‘I’ve never heard your voice,’ I say in the end.
‘I didn’t have one. Not until… after.’
I raise my hand, and he stills the same way he used to. Like a cornered animal, if you moved too quickly near him. Bracing for something bad to happen. I graze my fingertips over the cloth of his mask, marvelling that he’s really here.
‘What’s your name?’ I ask.
‘Not yet, Kat.’
‘I thought you were angry with me after what happened. I thought you’d come back to make me pay.’
‘No. You saved me.’ He doesn’t hesitate.
‘It’s been so long.’
‘Fourteen years. One month,’ he says, lifting me to my feet. ‘Two weeks. Three days.’
A quiet pause as he sets me right in front of him. ‘Fifteen hours and thirty-three minutes.’

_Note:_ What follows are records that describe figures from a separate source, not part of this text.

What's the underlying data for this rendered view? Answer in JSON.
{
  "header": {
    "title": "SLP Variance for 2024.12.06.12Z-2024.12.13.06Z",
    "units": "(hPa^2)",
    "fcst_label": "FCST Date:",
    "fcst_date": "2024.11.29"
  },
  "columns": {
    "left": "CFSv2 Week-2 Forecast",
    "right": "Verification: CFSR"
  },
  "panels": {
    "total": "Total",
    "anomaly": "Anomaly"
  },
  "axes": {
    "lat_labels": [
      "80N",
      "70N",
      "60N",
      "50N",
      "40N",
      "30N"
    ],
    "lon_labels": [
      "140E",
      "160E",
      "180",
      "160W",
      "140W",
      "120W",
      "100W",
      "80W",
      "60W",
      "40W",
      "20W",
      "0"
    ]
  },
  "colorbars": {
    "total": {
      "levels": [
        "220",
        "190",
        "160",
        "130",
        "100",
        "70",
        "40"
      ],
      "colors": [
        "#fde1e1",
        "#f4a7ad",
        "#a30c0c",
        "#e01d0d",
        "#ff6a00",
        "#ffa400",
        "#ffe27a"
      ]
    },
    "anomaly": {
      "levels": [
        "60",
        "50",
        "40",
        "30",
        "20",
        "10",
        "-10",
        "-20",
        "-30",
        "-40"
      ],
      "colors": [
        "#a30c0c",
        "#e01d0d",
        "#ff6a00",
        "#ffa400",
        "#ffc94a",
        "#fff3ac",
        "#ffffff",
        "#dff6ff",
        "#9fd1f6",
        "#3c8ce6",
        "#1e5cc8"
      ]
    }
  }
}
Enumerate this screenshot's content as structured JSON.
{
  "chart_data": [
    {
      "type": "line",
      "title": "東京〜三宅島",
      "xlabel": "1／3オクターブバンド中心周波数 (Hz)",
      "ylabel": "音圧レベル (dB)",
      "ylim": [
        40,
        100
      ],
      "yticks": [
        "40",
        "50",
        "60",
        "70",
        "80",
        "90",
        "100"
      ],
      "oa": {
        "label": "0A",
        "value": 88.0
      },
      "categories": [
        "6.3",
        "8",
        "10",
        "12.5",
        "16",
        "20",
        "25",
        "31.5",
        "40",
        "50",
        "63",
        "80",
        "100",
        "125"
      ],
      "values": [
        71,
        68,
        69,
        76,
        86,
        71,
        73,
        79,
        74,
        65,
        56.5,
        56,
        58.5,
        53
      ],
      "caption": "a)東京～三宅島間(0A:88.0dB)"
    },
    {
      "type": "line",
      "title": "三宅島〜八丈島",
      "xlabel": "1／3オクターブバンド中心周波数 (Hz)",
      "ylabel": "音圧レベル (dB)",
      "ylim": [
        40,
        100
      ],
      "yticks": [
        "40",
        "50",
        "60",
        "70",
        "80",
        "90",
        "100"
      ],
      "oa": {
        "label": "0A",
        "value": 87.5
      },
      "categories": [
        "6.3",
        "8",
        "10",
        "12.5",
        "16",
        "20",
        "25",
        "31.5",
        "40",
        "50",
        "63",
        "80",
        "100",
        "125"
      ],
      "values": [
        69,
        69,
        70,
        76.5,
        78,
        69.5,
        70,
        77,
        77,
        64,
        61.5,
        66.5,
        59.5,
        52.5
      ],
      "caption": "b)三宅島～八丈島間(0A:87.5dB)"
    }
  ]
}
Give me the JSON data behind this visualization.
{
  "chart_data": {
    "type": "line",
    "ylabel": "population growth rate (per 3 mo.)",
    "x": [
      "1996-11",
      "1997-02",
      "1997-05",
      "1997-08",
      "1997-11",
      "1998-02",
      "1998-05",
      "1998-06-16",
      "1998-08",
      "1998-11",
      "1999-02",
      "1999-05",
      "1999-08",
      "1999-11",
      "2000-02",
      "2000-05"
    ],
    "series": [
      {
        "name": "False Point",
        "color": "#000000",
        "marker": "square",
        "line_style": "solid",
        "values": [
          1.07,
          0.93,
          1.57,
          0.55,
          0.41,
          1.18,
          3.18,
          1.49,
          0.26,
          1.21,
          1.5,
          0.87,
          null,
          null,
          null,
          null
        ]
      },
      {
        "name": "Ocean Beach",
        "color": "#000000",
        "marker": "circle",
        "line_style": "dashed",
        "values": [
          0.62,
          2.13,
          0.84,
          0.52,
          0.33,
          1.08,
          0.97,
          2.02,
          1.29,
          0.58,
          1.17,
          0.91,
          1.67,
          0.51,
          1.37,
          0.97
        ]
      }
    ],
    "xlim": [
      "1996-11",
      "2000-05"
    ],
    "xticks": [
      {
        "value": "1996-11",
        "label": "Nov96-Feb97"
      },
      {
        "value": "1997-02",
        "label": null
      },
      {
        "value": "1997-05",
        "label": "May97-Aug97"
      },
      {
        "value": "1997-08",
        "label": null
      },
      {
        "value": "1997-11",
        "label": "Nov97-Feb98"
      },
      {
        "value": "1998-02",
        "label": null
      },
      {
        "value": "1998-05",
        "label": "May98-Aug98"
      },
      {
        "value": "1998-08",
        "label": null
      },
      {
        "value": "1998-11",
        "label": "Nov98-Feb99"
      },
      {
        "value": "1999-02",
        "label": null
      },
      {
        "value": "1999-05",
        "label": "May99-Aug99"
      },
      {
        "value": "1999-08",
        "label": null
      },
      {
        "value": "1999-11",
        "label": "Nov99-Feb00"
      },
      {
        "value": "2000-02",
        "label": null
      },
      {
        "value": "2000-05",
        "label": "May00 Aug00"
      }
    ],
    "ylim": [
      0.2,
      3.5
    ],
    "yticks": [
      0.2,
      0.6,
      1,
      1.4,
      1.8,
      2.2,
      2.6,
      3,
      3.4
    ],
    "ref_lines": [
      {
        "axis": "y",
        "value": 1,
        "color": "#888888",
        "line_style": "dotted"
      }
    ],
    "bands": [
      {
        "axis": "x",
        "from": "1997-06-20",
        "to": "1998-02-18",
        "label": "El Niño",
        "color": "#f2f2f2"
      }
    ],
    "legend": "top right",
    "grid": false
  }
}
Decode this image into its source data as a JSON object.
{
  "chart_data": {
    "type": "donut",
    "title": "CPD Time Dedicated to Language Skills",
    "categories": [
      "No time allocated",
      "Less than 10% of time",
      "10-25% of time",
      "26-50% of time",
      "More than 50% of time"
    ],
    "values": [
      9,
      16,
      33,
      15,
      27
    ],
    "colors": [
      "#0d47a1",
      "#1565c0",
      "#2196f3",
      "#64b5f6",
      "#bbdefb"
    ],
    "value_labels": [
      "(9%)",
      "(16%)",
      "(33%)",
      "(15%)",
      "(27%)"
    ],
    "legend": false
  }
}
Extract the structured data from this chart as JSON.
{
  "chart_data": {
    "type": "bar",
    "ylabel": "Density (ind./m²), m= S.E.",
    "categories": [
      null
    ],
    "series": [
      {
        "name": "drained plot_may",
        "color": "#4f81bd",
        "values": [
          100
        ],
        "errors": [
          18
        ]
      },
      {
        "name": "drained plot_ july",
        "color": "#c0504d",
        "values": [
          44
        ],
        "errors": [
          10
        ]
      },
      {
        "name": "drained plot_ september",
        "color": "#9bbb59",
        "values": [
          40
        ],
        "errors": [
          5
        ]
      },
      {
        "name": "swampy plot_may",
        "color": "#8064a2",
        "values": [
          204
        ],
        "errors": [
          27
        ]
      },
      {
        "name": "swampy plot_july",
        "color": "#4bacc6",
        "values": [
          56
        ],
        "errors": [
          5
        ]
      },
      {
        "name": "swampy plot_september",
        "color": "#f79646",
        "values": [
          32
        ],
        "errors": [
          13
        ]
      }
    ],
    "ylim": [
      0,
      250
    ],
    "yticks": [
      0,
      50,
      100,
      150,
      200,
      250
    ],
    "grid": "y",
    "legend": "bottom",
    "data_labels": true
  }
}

The breath goes out of me.
‘Thirty-eight maybe,’ he shrugs.
‘You kept count?’
‘Every day.’
As I stand there barefoot in a freezing alley, with the masked man who has been counting every single minute of fourteen years, I do something monumentally stupid.
‘Come inside,’ I say.
He pulls out his phone, and his whole stance changes.
‘I can’t. Not tonight.’
It feels like a kick.
‘You’ve been stalking me like a freak, and when I invite you in, you don’t want to come? Oh, I get it. It’s only fun when I don’t know you are there?’
‘No. It’s not like that. I’ll be back soon, I promise. And I’ll be watching for whoever is bothering you.’
‘Oh great, you’ll be watching me. So reassuring.’
‘I’ll kill him if he tries to hurt you.’
‘You can’t kill people,’ I breathe, but the shock of his statement is followed by a rush of something hot. He’dkillfor me? It should terrify me, but for the first time in weeks, I feel like someone’s in this with me. He knows about my past. And I know about his.
‘I can. And I will.’
I back up against the wall as he steps toward me, caging me in. I shouldn’t let him, but I have little choice as he very much towers over me. My breath catches when he cups my jaw in his gloved hands, leaning forward until his covered mouth is just an inch from me, those heart eyes blurring my vision.
‘I’ve dreamt about this moment so many times. I barely allowed myself to hope you’d remember me.’ His thumb grazes my throat, making me feel a rush of heat and vulnerability.
Then he steps back, cold night air filling the space between us.
He stoops, picking the knife up from the ground and holding it out handle-first. I take it.
‘Lock the door. Keep your curtains pulled. I’ll be back soon, and I want to see these notes.’